Warriors fortify with 'local grindz' for big road trip
By Ferd Lewis
Advertiser Staff Columnist
Quarterback Tim Chang will pack what he has come to call his "Holy Water."
Linebacker Chris Brown will lay on a supply of musubi and sweetbread. Slotback Craig Stutzmann will stock up on Zip Packs.
When you're going to Tulsa, Okla. at 3,836 miles the farthest point from Aloha Stadium the University of Hawai'i has ever managed to win a road football game there apparently are some things you just don't leave to chance, charter flight or not.
Especially now.
This, the third and last road trip of this season, looms as not only the longest but for a Warrior team that could use a win to propel it into next week's nationally televised showdown with No. 8 Fresno State at Aloha Stadium the biggest one.
Win during this hit-and-run journey across five time zones to the University of Tulsa and the Warriors are 4-2 and more than halfway to a winning record with six games remaining.
Win it and their confidence to take a shot at becoming the team to end the Bulldogs' Bowl Championship Series run, as well as becoming a contender in the Western Athletic Conference race, grows.
"In the Pac-10, the trips were more like an hour or two, sometimes just 45 minutes," said defensive tackle Wayne Hunter, who played at California. "Here, you're looking at seven-, eight-hour trips to Texas and Tulsa."
For these reasons and a lot more of their own the Warriors are putting their heads together this week, sharing and reviewing their accumulated knowledge from the experiences of an NFL-like travel schedule.
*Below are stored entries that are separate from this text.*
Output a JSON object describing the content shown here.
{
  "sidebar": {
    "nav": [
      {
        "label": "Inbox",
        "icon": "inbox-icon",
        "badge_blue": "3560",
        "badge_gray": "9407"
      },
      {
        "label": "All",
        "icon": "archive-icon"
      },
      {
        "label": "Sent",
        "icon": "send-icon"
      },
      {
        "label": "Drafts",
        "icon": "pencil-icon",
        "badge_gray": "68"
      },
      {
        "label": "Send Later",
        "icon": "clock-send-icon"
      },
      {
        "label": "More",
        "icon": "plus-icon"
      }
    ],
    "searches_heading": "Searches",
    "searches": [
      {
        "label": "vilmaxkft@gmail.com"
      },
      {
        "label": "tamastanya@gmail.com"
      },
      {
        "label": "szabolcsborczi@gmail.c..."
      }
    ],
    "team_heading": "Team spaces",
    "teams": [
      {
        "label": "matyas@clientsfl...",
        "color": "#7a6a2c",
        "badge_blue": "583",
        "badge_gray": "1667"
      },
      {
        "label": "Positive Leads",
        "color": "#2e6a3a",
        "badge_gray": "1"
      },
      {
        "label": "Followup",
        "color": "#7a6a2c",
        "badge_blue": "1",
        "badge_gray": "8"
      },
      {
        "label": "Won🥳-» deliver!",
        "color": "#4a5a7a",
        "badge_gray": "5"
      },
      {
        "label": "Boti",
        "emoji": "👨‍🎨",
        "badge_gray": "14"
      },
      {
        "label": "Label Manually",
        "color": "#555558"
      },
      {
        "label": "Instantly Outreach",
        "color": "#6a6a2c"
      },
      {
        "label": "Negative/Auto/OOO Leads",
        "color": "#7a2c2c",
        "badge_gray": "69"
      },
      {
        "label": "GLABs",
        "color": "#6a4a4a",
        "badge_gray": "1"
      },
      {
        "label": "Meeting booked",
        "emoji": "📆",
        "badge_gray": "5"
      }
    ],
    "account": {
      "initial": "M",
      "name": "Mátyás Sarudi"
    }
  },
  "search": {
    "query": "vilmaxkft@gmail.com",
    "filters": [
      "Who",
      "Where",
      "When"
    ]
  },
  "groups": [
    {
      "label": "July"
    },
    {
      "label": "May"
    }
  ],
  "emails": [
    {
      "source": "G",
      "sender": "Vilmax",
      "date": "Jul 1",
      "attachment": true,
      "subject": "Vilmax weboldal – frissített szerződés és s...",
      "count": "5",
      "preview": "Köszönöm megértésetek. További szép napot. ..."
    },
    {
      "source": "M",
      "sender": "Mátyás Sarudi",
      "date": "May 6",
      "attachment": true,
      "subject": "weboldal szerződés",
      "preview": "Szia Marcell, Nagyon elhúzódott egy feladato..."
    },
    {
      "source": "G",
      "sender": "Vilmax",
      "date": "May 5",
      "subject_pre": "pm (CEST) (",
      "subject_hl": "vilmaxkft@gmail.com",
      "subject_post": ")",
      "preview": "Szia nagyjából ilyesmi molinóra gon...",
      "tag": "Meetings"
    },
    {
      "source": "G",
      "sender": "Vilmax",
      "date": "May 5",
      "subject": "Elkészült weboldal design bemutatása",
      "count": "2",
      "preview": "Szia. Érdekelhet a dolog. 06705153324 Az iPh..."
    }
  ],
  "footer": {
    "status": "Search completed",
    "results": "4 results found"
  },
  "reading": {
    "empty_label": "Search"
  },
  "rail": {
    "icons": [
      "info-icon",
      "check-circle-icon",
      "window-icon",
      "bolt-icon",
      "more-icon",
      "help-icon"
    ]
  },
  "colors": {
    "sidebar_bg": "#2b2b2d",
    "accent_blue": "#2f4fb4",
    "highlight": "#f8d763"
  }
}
"The veterans are telling the younger guys how to prepare and how to travel," said Brown, now in his third year of embarking upon the expeditions known as road trips in the nation's most geographically far-flung collegiate athletic conference. "You have to share what you learn."
With a few of the lucky ones, Brown will share his stash of musubi and sweetbread. "You have to keep up your strength on trips like these," says Brown, the WAC's second leading tackler.
"When you travel like we do, you have to go with what works," said Stutzmann. For him, that means a late run to Zippy's before boarding the plane. "I pack two Zip Packs one for right after takeoff and the other for when we get to our destination because the airline food is getting smaller and it is really hard to eat it with those plastic knives they give you now."
Chang, meanwhile, prefers to read up on defenses he'll be facing and nourish the spirit. "My grandmother (Sophie Ke'a) gave me this bottle of water from her church to keep with me and I'll sprinkle a little of that. I think it has to help."
When you play for the Warriors, for whom every road game is a National Geographic Special unto itself, it pays to cover all your bases.